日別アーカイブ: 2020-05-10

立花隆『宇宙からの帰還』

この本は就職して間もない頃文庫本で読みました。すごく面白くて夢中で読んで部分的に何度か読み返しました。この本が退職後また気になってきて今年に入って単行本を買い求めました。1983年初版なので37年も前の本です。なぜこの本が気になってきたかというと、肢体不自由の子どもの教育のポイントをスライドにまとめていて「姿勢」と「抗重力」という言葉をキーワードとして入れるとき、なぜ重力なのかと疑問に思ってのことです。
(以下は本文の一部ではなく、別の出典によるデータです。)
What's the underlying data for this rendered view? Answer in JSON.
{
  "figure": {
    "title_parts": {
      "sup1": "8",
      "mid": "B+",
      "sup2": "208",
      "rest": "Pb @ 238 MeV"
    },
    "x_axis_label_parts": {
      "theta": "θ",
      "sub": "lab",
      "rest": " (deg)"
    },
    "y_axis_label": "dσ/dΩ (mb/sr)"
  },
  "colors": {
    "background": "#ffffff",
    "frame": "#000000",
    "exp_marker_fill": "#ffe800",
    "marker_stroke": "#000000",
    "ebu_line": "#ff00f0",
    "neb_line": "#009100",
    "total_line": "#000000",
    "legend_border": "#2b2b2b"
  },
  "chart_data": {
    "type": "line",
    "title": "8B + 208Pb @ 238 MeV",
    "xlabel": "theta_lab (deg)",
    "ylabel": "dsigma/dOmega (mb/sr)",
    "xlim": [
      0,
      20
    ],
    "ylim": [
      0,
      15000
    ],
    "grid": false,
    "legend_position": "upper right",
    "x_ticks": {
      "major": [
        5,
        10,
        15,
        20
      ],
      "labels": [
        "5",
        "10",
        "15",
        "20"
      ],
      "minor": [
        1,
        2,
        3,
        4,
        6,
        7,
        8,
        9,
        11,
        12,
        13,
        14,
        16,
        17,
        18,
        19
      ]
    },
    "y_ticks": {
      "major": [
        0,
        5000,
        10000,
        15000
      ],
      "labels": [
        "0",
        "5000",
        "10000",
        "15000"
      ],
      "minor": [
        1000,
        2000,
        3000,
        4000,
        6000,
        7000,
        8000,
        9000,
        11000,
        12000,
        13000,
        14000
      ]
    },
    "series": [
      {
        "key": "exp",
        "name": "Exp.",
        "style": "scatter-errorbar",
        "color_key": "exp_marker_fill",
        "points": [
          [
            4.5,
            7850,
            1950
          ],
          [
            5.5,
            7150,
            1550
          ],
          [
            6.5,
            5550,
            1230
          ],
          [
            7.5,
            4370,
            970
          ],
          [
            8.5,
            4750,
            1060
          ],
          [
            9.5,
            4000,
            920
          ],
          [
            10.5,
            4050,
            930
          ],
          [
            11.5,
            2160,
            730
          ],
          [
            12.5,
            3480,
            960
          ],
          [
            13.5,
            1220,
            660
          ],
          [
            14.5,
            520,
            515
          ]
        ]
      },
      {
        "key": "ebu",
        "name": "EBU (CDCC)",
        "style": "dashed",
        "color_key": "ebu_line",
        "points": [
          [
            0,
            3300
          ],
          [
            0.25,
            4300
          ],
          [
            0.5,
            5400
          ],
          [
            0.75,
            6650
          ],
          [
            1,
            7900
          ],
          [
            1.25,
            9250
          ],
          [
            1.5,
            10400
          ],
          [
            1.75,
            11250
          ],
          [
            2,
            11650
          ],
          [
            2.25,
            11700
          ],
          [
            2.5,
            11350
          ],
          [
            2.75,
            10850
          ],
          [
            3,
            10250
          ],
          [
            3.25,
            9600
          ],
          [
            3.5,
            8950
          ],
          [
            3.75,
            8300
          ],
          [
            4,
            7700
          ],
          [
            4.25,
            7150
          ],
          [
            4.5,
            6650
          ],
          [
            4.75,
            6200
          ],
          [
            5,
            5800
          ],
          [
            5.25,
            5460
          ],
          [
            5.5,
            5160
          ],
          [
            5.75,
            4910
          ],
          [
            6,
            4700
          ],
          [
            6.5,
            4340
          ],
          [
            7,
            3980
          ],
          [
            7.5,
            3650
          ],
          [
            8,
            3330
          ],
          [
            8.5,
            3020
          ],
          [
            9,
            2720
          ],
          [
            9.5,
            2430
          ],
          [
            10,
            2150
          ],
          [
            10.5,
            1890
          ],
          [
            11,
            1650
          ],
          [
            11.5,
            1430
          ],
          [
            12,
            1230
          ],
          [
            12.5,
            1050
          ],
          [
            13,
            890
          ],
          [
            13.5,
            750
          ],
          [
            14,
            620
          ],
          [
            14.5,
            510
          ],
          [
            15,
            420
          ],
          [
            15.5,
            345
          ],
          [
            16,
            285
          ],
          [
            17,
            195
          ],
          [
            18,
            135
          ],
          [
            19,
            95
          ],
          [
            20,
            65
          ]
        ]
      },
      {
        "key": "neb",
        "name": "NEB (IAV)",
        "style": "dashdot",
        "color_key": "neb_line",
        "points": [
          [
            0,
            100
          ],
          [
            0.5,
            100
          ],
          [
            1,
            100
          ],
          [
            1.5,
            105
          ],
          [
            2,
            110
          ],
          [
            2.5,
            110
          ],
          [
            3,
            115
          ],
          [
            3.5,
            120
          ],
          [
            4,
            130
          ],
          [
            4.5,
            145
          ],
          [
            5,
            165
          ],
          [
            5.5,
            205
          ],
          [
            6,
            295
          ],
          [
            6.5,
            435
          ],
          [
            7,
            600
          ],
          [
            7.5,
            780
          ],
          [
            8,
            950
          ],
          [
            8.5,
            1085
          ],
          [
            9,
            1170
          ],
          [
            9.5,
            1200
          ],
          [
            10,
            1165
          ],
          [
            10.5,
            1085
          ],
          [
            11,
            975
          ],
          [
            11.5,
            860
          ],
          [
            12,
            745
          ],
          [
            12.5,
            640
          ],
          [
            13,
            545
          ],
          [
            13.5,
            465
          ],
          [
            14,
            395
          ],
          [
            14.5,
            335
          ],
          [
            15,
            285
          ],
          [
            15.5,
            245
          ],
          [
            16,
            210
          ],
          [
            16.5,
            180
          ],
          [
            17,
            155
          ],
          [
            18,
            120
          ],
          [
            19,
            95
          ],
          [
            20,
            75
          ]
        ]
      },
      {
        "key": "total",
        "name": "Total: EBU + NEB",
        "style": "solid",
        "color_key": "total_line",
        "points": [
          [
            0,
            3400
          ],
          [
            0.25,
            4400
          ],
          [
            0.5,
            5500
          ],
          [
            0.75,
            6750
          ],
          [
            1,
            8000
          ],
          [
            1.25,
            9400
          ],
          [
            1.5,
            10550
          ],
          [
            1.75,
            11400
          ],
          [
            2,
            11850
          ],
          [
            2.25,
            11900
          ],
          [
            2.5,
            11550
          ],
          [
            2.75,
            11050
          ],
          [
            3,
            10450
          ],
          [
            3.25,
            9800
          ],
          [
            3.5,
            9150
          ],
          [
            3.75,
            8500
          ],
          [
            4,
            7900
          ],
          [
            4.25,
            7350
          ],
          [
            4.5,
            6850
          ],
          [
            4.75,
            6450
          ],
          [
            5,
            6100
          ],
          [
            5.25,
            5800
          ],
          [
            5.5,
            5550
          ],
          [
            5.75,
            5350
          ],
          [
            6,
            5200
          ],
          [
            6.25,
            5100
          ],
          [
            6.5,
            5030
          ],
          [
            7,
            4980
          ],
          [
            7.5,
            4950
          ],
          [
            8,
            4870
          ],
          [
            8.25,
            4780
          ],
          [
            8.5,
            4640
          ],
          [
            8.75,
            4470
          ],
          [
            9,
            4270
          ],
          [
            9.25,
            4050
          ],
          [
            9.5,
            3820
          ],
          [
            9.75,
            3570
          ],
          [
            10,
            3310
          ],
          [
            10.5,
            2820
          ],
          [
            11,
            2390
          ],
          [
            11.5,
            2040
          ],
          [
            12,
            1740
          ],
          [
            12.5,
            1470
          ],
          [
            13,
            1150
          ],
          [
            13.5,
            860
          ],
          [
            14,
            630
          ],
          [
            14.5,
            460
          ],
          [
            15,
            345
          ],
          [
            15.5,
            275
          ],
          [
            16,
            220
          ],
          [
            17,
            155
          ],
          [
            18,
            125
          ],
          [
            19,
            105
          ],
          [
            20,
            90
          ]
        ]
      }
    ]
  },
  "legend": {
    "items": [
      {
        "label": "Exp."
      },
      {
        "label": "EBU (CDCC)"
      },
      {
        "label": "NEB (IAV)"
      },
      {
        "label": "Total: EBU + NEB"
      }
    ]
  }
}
映画「ゼログラビティ―」のシーンも思い浮かびました。『宇宙からの帰還』を読んだ時も無重力の不思議さを考えました。この本だけでなく高橋隆著『磁力と重力の発見』(みすず書房 2003)や大栗博司著『重力とは何か アインシュタインから超弦理論へ、宇宙の謎に迫る』(幻冬舎新書 2012)も買い求めました。地球上の何者も何物もが重力なしではこうしてあることはできない。普段は意識しない。でも、普段とは違うことをやろうとするとき、動きをとろうとするとき、重力は曲者となる。体調がよくないときやケガをしたときの動きづらさの黒幕は重力である。同時に助けられてはいるのだがこちらは意識されることはほぼない。さて、肢体不自由やASDの子どもはどうであろうかと考えたとき、重力はあまり味方になってくれているとは思えない。荒唐無稽な考え方かもしれないがそういう発想は彼ら彼女らが経験している世界に思いを馳せるとき何かしらの気づきにつながるように思うのです。抗重力を念頭において姿勢を整える補助を行うことで子どもの表情が変わったり手の操作性が上がるのは経験上認識していることです。『宇宙からの帰還』に登場する宇宙飛行士たちはまさに選ばれた人たちであって障害がある子どもたちとは「ちがう」のですが、宇宙を経験することが宇宙飛行士たちに与えたインパクトは無重力という要因なしではあり得なかったのではないかと仮定するとき、重力とうまく付き合えないようにも見える障害がある子どもたちの経験はどこかしら共通するものがあるように思います。肢体不自由の子どもたちといっしょにいるとき、この子は宇宙を飛んでいるのかもしれないなとその経験構造に思いを馳せてしまいます。